John, who had been listening silently while his affairs were discussed, rose suddenly to his full height in the smart little parlour. "I'll be off at once, sir," he said.

A few minutes later they stood at their door and watched him striding off down the hot silent road on his way westward, into the depths of the quiet country, while in the south, as Mrs. Bland again pointed out to her husband, great threatening clouds climbed slowly up the sky.
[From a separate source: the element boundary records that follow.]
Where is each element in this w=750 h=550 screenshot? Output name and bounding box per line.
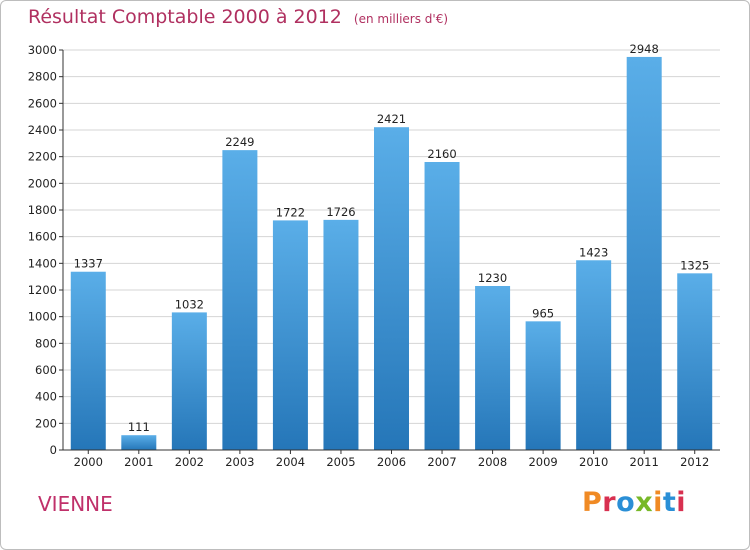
value-label-2008: 1230 (478, 271, 507, 285)
y-tick-label: 1600 (28, 230, 57, 244)
x-tick-label-2009: 2009 (528, 455, 557, 469)
y-tick-label: 600 (35, 363, 57, 377)
value-label-2012: 1325 (680, 258, 709, 272)
bars: 1337 111 1032 2249 1722 1726 2421 2160 1230 965 14… (70, 42, 713, 450)
chart-title: Résultat Comptable 2000 à 2012 (28, 6, 342, 28)
x-tick-label-2005: 2005 (326, 455, 355, 469)
y-tick-label: 200 (35, 416, 57, 430)
city-name: VIENNE (38, 492, 113, 516)
bar-2001 (121, 435, 157, 450)
x-tick-label-2002: 2002 (175, 455, 204, 469)
x-tick-label-2006: 2006 (377, 455, 406, 469)
bar-2009 (525, 321, 561, 450)
bar-2005 (323, 219, 359, 450)
value-label-2005: 1726 (326, 205, 355, 219)
value-label-2002: 1032 (175, 297, 204, 311)
bar-2006 (374, 127, 409, 450)
chart-unit: (en milliers d'€) (353, 12, 449, 26)
bar-2011 (626, 56, 662, 450)
y-tick-label: 2200 (28, 150, 57, 164)
y-tick-label: 1800 (28, 203, 57, 217)
x-tick-label-2003: 2003 (225, 455, 254, 469)
value-label-2000: 1337 (74, 257, 103, 271)
logo-letter: x (635, 487, 654, 518)
bar-2004 (272, 220, 308, 450)
y-tick-label: 2000 (28, 176, 57, 190)
logo-letter: t (662, 487, 677, 518)
value-label-2009: 965 (532, 306, 554, 320)
y-tick-label: 800 (35, 336, 57, 350)
y-tick-label: 1000 (28, 310, 57, 324)
x-tick-label-2000: 2000 (74, 455, 103, 469)
proxiti-logo[interactable]: Proxiti (582, 487, 686, 518)
x-tick-label-2007: 2007 (427, 455, 456, 469)
bar-2007 (424, 162, 460, 450)
y-axis: 0 200 400 600 800 1000 1200 1400 1600 1800 2000 220… (28, 43, 64, 457)
y-tick-label: 1400 (28, 256, 57, 270)
logo-letter: i (653, 487, 663, 518)
x-tick-label-2010: 2010 (579, 455, 608, 469)
y-tick-label: 2800 (28, 70, 57, 84)
bar-2012 (677, 273, 713, 450)
value-label-2004: 1722 (276, 205, 305, 219)
x-tick-label-2011: 2011 (630, 455, 659, 469)
x-tick-label-2004: 2004 (276, 455, 305, 469)
y-tick-label: 3000 (28, 43, 57, 57)
value-label-2006: 2421 (377, 112, 406, 126)
logo-letter: i (676, 487, 687, 518)
value-label-2010: 1423 (579, 245, 608, 259)
logo-letter: P (582, 487, 603, 518)
x-tick-label-2012: 2012 (680, 455, 709, 469)
chart-title-block: Résultat Comptable 2000 à 2012 (en millie… (28, 6, 448, 28)
logo-letter: o (616, 487, 636, 518)
value-label-2003: 2249 (225, 135, 254, 149)
value-label-2007: 2160 (427, 147, 456, 161)
x-axis: 2000 2001 2002 2003 2004 2005 2006 2007 2008 2009… (63, 449, 720, 469)
y-tick-label: 400 (35, 390, 57, 404)
bar-2010 (576, 260, 612, 450)
y-tick-label: 2600 (28, 96, 57, 110)
value-label-2001: 111 (128, 420, 150, 434)
x-tick-label-2008: 2008 (478, 455, 507, 469)
y-tick-label: 2400 (28, 123, 57, 137)
bar-2000 (70, 271, 106, 450)
bar-2003 (222, 150, 258, 450)
value-label-2011: 2948 (630, 42, 659, 56)
y-tick-label: 1200 (28, 283, 57, 297)
logo-letter: r (602, 487, 617, 518)
x-tick-label-2001: 2001 (124, 455, 153, 469)
y-tick-label: 0 (50, 443, 57, 457)
bar-2002 (171, 312, 207, 450)
bar-2008 (475, 286, 511, 450)
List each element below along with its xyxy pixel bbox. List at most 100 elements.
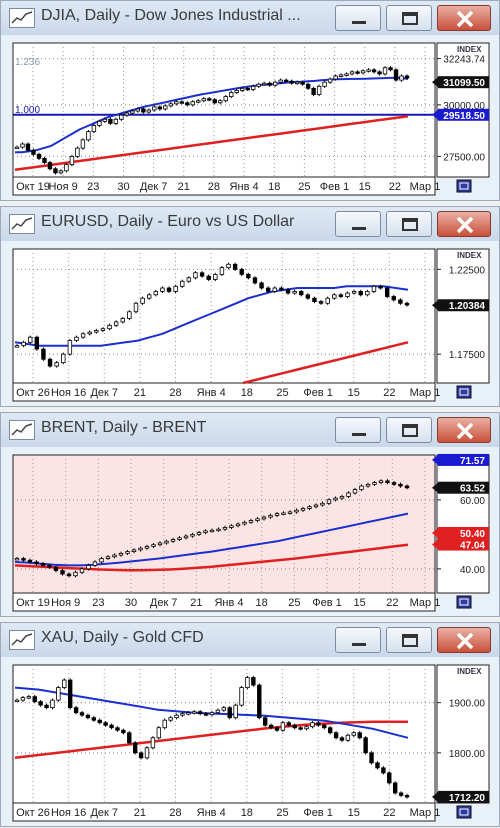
candle-body[interactable] bbox=[304, 726, 309, 730]
candle-body[interactable] bbox=[261, 82, 267, 86]
candle-body[interactable] bbox=[385, 480, 390, 484]
candle-body[interactable] bbox=[156, 727, 162, 739]
candle-body[interactable] bbox=[267, 82, 272, 86]
candle-body[interactable] bbox=[359, 485, 364, 490]
candle-body[interactable] bbox=[209, 712, 215, 716]
candle-body[interactable] bbox=[355, 71, 360, 74]
candle-body[interactable] bbox=[86, 131, 91, 141]
candle-body[interactable] bbox=[196, 100, 201, 103]
candle-body[interactable] bbox=[268, 724, 274, 729]
candle-body[interactable] bbox=[174, 101, 179, 105]
candle-body[interactable] bbox=[146, 109, 152, 113]
candle-body[interactable] bbox=[294, 509, 299, 513]
candle-body[interactable] bbox=[229, 92, 234, 98]
candle-body[interactable] bbox=[392, 782, 398, 794]
candle-body[interactable] bbox=[333, 497, 338, 501]
candle-body[interactable] bbox=[14, 558, 20, 561]
candle-body[interactable] bbox=[168, 103, 174, 107]
candle-body[interactable] bbox=[140, 297, 145, 304]
candle-body[interactable] bbox=[174, 714, 179, 719]
candle-body[interactable] bbox=[207, 98, 212, 101]
price-chart[interactable]: Окт 26 Ноя 16 Дек 7 21 28 Янв 4 18 25 Фев 1 15 22 М… bbox=[7, 245, 495, 408]
candle-body[interactable] bbox=[151, 544, 156, 547]
candle-body[interactable] bbox=[75, 147, 80, 157]
moving-average-blue[interactable] bbox=[15, 76, 409, 154]
candle-body[interactable] bbox=[21, 558, 26, 561]
candle-body[interactable] bbox=[246, 274, 251, 279]
candle-body[interactable] bbox=[127, 311, 132, 319]
candle-body[interactable] bbox=[144, 747, 150, 759]
chart-shift-icon[interactable] bbox=[456, 385, 472, 399]
candle-body[interactable] bbox=[339, 737, 345, 741]
candle-body[interactable] bbox=[349, 71, 355, 75]
candle-body[interactable] bbox=[179, 101, 184, 104]
candle-body[interactable] bbox=[371, 69, 377, 73]
candle-body[interactable] bbox=[365, 483, 371, 487]
candle-body[interactable] bbox=[240, 87, 245, 91]
candle-body[interactable] bbox=[125, 551, 130, 554]
candle-body[interactable] bbox=[388, 67, 393, 71]
candle-body[interactable] bbox=[42, 158, 47, 163]
price-chart[interactable]: Окт 26 Ноя 16 Дек 7 21 28 Янв 4 18 25 Фев 1 15 22 М… bbox=[7, 661, 495, 828]
candle-body[interactable] bbox=[147, 294, 152, 299]
candle-body[interactable] bbox=[256, 83, 261, 87]
candle-body[interactable] bbox=[67, 679, 73, 709]
candle-body[interactable] bbox=[345, 734, 351, 741]
candle-body[interactable] bbox=[312, 297, 317, 302]
candle-body[interactable] bbox=[280, 722, 286, 731]
chart-window-djia[interactable]: DJIA, Daily - Dow Jones Industrial ... Ок… bbox=[0, 0, 500, 201]
candle-body[interactable] bbox=[28, 336, 33, 343]
candle-body[interactable] bbox=[177, 537, 182, 540]
candle-body[interactable] bbox=[124, 112, 130, 116]
candle-body[interactable] bbox=[278, 79, 283, 83]
candle-body[interactable] bbox=[352, 489, 358, 494]
candle-body[interactable] bbox=[262, 717, 268, 726]
candle-body[interactable] bbox=[299, 291, 304, 296]
candle-body[interactable] bbox=[289, 80, 294, 84]
candle-body[interactable] bbox=[371, 285, 377, 292]
candle-body[interactable] bbox=[239, 268, 244, 275]
candle-body[interactable] bbox=[213, 274, 218, 280]
candle-body[interactable] bbox=[222, 527, 228, 530]
candle-body[interactable] bbox=[399, 75, 404, 81]
candle-body[interactable] bbox=[130, 110, 135, 114]
candle-body[interactable] bbox=[274, 513, 280, 516]
candle-body[interactable] bbox=[298, 727, 303, 730]
candle-body[interactable] bbox=[103, 722, 108, 726]
maximize-button[interactable] bbox=[386, 211, 432, 237]
candle-body[interactable] bbox=[94, 330, 99, 333]
candle-body[interactable] bbox=[199, 272, 205, 277]
moving-average-blue[interactable] bbox=[14, 512, 409, 567]
candle-body[interactable] bbox=[251, 677, 256, 686]
candle-body[interactable] bbox=[66, 573, 72, 577]
candle-body[interactable] bbox=[235, 523, 241, 527]
candle-body[interactable] bbox=[209, 529, 215, 533]
candle-body[interactable] bbox=[358, 291, 363, 296]
candle-body[interactable] bbox=[203, 530, 208, 534]
candle-body[interactable] bbox=[242, 521, 247, 525]
candle-body[interactable] bbox=[91, 717, 97, 721]
candle-body[interactable] bbox=[47, 565, 52, 568]
candle-body[interactable] bbox=[382, 67, 388, 75]
candle-body[interactable] bbox=[327, 78, 333, 83]
candle-body[interactable] bbox=[272, 81, 278, 86]
candle-body[interactable] bbox=[14, 345, 20, 348]
candle-body[interactable] bbox=[160, 287, 165, 292]
candle-body[interactable] bbox=[232, 263, 238, 270]
candle-body[interactable] bbox=[162, 719, 167, 729]
candle-body[interactable] bbox=[305, 294, 311, 299]
candle-body[interactable] bbox=[61, 353, 66, 364]
candle-body[interactable] bbox=[21, 341, 26, 347]
candle-body[interactable] bbox=[192, 711, 197, 714]
candle-body[interactable] bbox=[259, 282, 264, 289]
candle-body[interactable] bbox=[99, 558, 104, 563]
maximize-button[interactable] bbox=[386, 5, 432, 31]
candle-body[interactable] bbox=[166, 287, 172, 292]
candle-body[interactable] bbox=[85, 714, 91, 719]
candle-body[interactable] bbox=[20, 697, 26, 701]
minimize-button[interactable] bbox=[335, 5, 381, 31]
candle-body[interactable] bbox=[14, 146, 20, 150]
candle-body[interactable] bbox=[339, 496, 345, 499]
moving-average-blue[interactable] bbox=[14, 285, 409, 347]
candle-body[interactable] bbox=[107, 324, 112, 330]
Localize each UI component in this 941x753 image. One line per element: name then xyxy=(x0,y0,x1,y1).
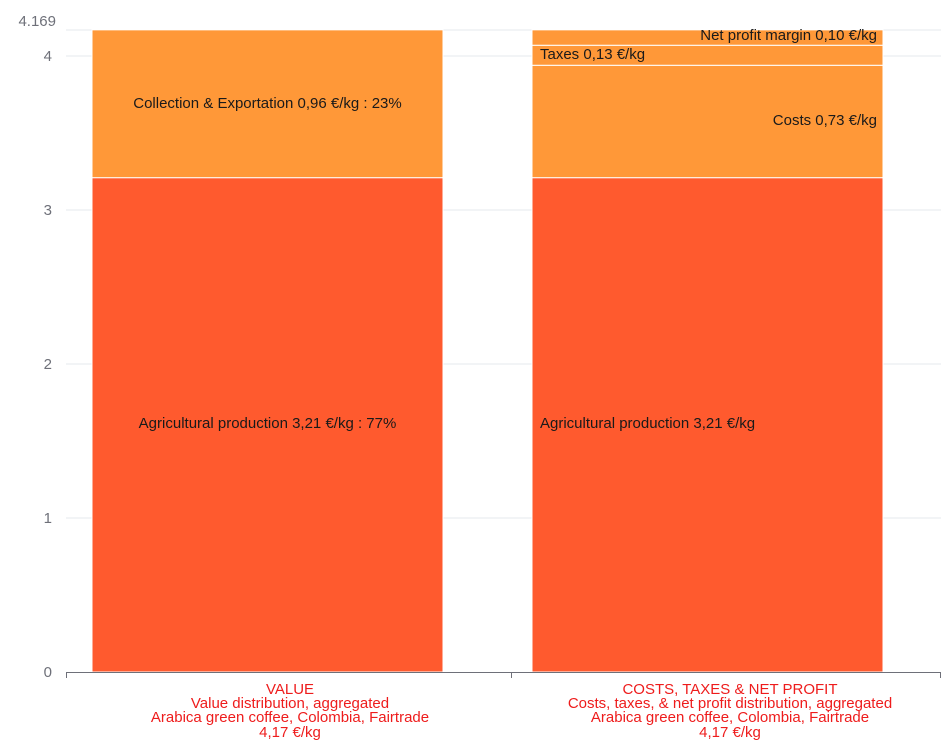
y-tick-label: 3 xyxy=(44,202,52,219)
category-label: VALUE xyxy=(266,681,314,698)
category-label: Costs, taxes, & net profit distribution,… xyxy=(568,695,892,712)
bar-segment xyxy=(531,29,884,46)
y-tick-label: 0 xyxy=(44,664,52,681)
segment-label: Collection & Exportation 0,96 €/kg : 23% xyxy=(133,95,402,112)
bars xyxy=(91,29,884,673)
segment-label: Agricultural production 3,21 €/kg xyxy=(540,415,755,432)
segment-labels: Agricultural production 3,21 €/kg : 77% C… xyxy=(133,27,877,432)
category-label: Arabica green coffee, Colombia, Fairtrad… xyxy=(591,709,869,726)
y-tick-label: 1 xyxy=(44,510,52,527)
y-tick-label: 4 xyxy=(44,48,52,65)
segment-label: Net profit margin 0,10 €/kg xyxy=(700,27,877,44)
y-axis: 0 1 2 3 4 4.169 xyxy=(18,13,56,681)
segment-label: Costs 0,73 €/kg xyxy=(773,112,877,129)
y-tick-label: 2 xyxy=(44,356,52,373)
category-label: Value distribution, aggregated xyxy=(191,695,389,712)
category-label: 4,17 €/kg xyxy=(259,724,321,741)
segment-label: Agricultural production 3,21 €/kg : 77% xyxy=(139,415,397,432)
y-max-label: 4.169 xyxy=(18,13,56,30)
bar-segment xyxy=(91,29,444,179)
category-label: COSTS, TAXES & NET PROFIT xyxy=(622,681,837,698)
segment-label: Taxes 0,13 €/kg xyxy=(540,46,645,63)
category-label: 4,17 €/kg xyxy=(699,724,761,741)
bar-segment xyxy=(91,177,444,673)
category-label: Arabica green coffee, Colombia, Fairtrad… xyxy=(151,709,429,726)
bar-segment xyxy=(531,177,884,673)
"There goes a fine fellow," said Mr. Bland deliberately. "It's a real pleasure to see a young man walk like that, and John Randal is as well made in mind and soul, let me tell you, as he is in body. If that chap had lived in history, and had had a chance, he would have been a hero. He would have been a knight without fear and without reproach. No, we won't despair of England as long as a few men like that are left in her villages. Fellows like John are the backbone of England, mind you."

"And a pretty stiff backbone too," said Mrs. Bland half to herself. "Well, Isaac, you talk like a book, I'm sure. Your sort of hero is a bit too rough and dull and loutish for me, you know; but I wish him well, all the same, and I hope he won't catch rheumatic fever out of the storm that's coming. If that was the case, his mother might have reason to wish he'd stayed away a bit longer."

"Mrs. Randal is a worthy mother of a worthy son," said the schoolmaster. "Those two are the salt of Markwood, Jemima. You wouldn't believe me if I told you all I know of their influence in that ignorant village."

"I'm sure I'm very glad to hear it. There's a drop of rain, and didn't I hear thunder in the distance? I said so. John's got the start of it to be sure. We shall have it first, but if it don't catch him before he gets home never you believe me again."

"A very unpleasant alternative," said Mr. Bland, following her into the cottage.

The storm, once gathered and rising, broke rapidly, and overtook John before he was half-way home. It burst upon him in the middle of a long, bare hill, without even a hedge to give him a little shelter, the road being bounded on each side by wide-spreading slopes where wheat was growing. These stretched away to great dark woods, which looked almost black in their heavy midsummer foliage as the evening closed in unnaturally dark.